Existing PFD labels include type codes to identify the level of performance of an approved PFD. Types I, II, and III refer to wearable PFDs (lifejackets) in decreasing order of performance. Type IV refers to throwable PFDs, and Type V refers to any PFD conditionally approved as equivalent in performance to another Type. In addition, the regulations previously specified which USCG-approved PFDs were acceptable for certain applications. Most carriage requirements for inspected vessels identified the appropriate PFD by approval series (the first six digits of a number assigned by the USCG to approved equipment), whereas carriage requirements for uninspected commercial vessels, recreational boats, and sailing schools specified type codes.

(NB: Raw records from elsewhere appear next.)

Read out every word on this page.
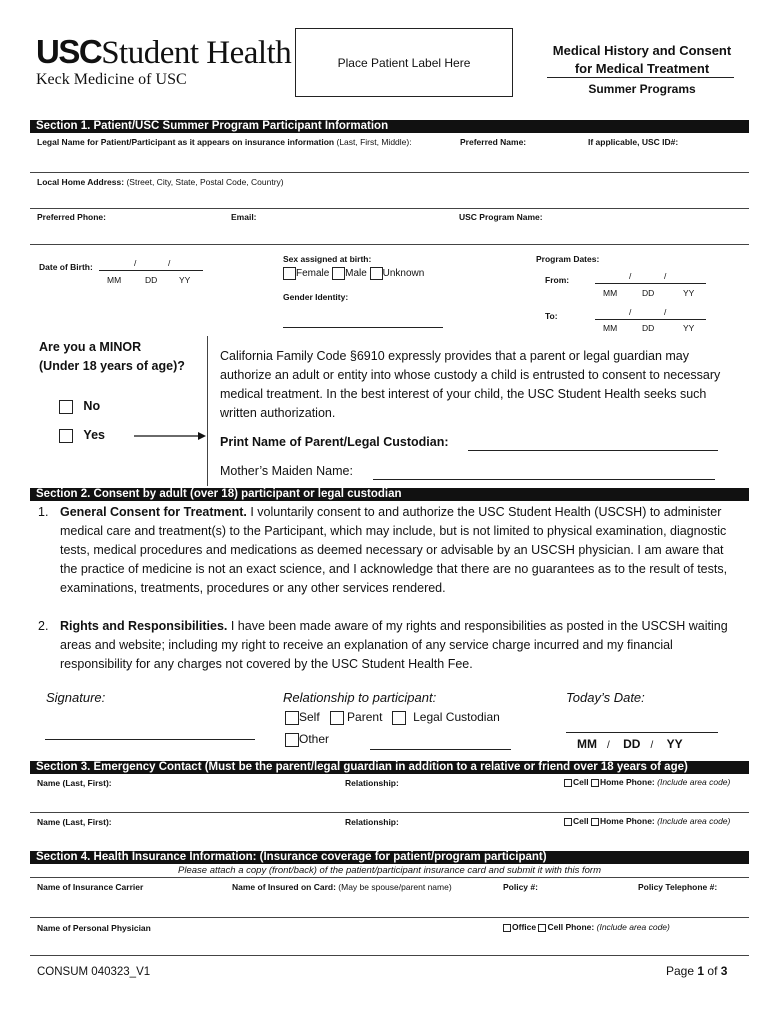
USCStudent Health
Keck Medicine of USC
Place Patient Label Here
Medical History and Consent
for Medical Treatment
Summer Programs
Section 1. Patient/USC Summer Program Participant Information
Legal Name for Patient/Participant as it appears on insurance information (Last, First, Middle):	Preferred Name:	If applicable, USC ID#:
Local Home Address: (Street, City, State, Postal Code, Country)
Preferred Phone:	Email:	USC Program Name:
Date of Birth:	/	/
MM	DD	YY
Sex assigned at birth:
Female Male Unknown
Gender Identity:
Program Dates:
From:	/	/
MM	DD	YY
To:	/	/
MM	DD	YY
Are you a MINOR
(Under 18 years of age)?
No
Yes
California Family Code §6910 expressly provides that a parent or legal guardian may authorize an adult or entity into whose custody a child is entrusted to consent to necessary medical treatment. In the best interest of your child, the USC Student Health seeks such written authorization.
Print Name of Parent/Legal Custodian:
Mother’s Maiden Name:
Section 2. Consent by adult (over 18) participant or legal custodian
1. General Consent for Treatment. I voluntarily consent to and authorize the USC Student Health (USCSH) to administer medical care and treatment(s) to the Participant, which may include, but is not limited to physical examination, diagnostic tests, medical procedures and medications as deemed necessary or advisable by an USCSH physician. I am aware that the practice of medicine is not an exact science, and I acknowledge that there are no guarantees as to the result of tests, examinations, treatments, procedures or any other services rendered.
2. Rights and Responsibilities. I have been made aware of my rights and responsibilities as posted in the USCSH waiting areas and website; including my right to receive an explanation of any service charge incurred and my financial responsibility for any charges not covered by the USC Student Health Fee.
Signature:	Relationship to participant:
Self Parent	Legal Custodian
Other
Today’s Date:
MM / DD / YY
Section 3. Emergency Contact (Must be the parent/legal guardian in addition to a relative or friend over 18 years of age)
Name (Last, First):	Relationship:	Cell Home Phone: (Include area code)
Name (Last, First):	Relationship:	Cell Home Phone: (Include area code)
Section 4. Health Insurance Information: (Insurance coverage for patient/program participant)
Please attach a copy (front/back) of the patient/participant insurance card and submit it with this form
Name of Insurance Carrier	Name of Insured on Card: (May be spouse/parent name)	Policy #:	Policy Telephone #:
Name of Personal Physician	Office Cell Phone: (Include area code)
CONSUM 040323_V1	Page 1 of 3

A study initiated nearly a decade ago suggests that users do not adequately understand PFD type codes. In an effort to address this problem, the regulations will change as follows:
- Personal Flotation Device (PFD) – a device that is USCG-approved under law.
- Throwable PFD – A PFD that is intended to be thrown to a person in the water.
- Wearable PFD – a PFD that is intended to be worn or attached to the body.
- No person may use a recreational vessel unless:
- At least one wearable PFD is on board for each person.
- Each PFD is used in accordance with requirements in the approved label.
- Each PFD is used with requirements in its owner’s manual, if the label makes reference to such a manual.
- No person may use a recreational vessel 16 feet or more in length unless one throwable PFD is on board in addition to the total number of wearable PFDs required in (a).
- Canoes and kayaks 16 feet or more in length are not required to carry a throwable PFD.
- Racing shells, rowing sculls, racing canoes, racing kayaks and sailboards are not required to carry PFDs.
- Each wearable PFD must be readily accessible.
- Each throwable PFD must be immediately available.
Clearly, with the huge number of PFDs in use today on boats, in stores, and still being manufactured, it will take some time for these changes to be seen by the boating public. One USCG representative stated recently that it might take two years for the new labeling to appear widely. This calls to mind a few questions about the impact to us as recreational boaters, sailing school owners, and sailing instructors:
What about existing Type Code PFDs that are already in use? Any USCG-approved PFD that is still serviceable (in good condition) may still be used. There is NO NEED to DISCARD EXISTING PFDs unless they are not serviceable!
What is the impact for sailing school vessels? The previous requirement to carry Type I PFDs on sailing school vessels no longer applies. Instead, the PFD’s must simply be USCG-approved and used in accordance with the requirements.
What is the difference between “PFD” and “Lifejacket”? The term “PFD” is used in regulatory language and refers to a USCG-approved buoyant device designed to assist in keeping a person afloat in the water. A wearable PFD is a “lifejacket” and this term is acceptable for use during instruction, as long as the difference between a wearable PFD and throwable PFD is described.
When confronted with a serious boating distress situation such as ‘person falling overboard’ or ‘vessel taking on water,’ the proper use of lifejackets continues to be a principle factor in determining whether a person drowns or lives to sail another day. Sailing schools and instructors need to emphasize the importance of properly using PFDs and strongly encourage their students to always wear lifejackets in all conditions whenever they are aboard.
Stay Safe, Keep Learning, and Have Fun!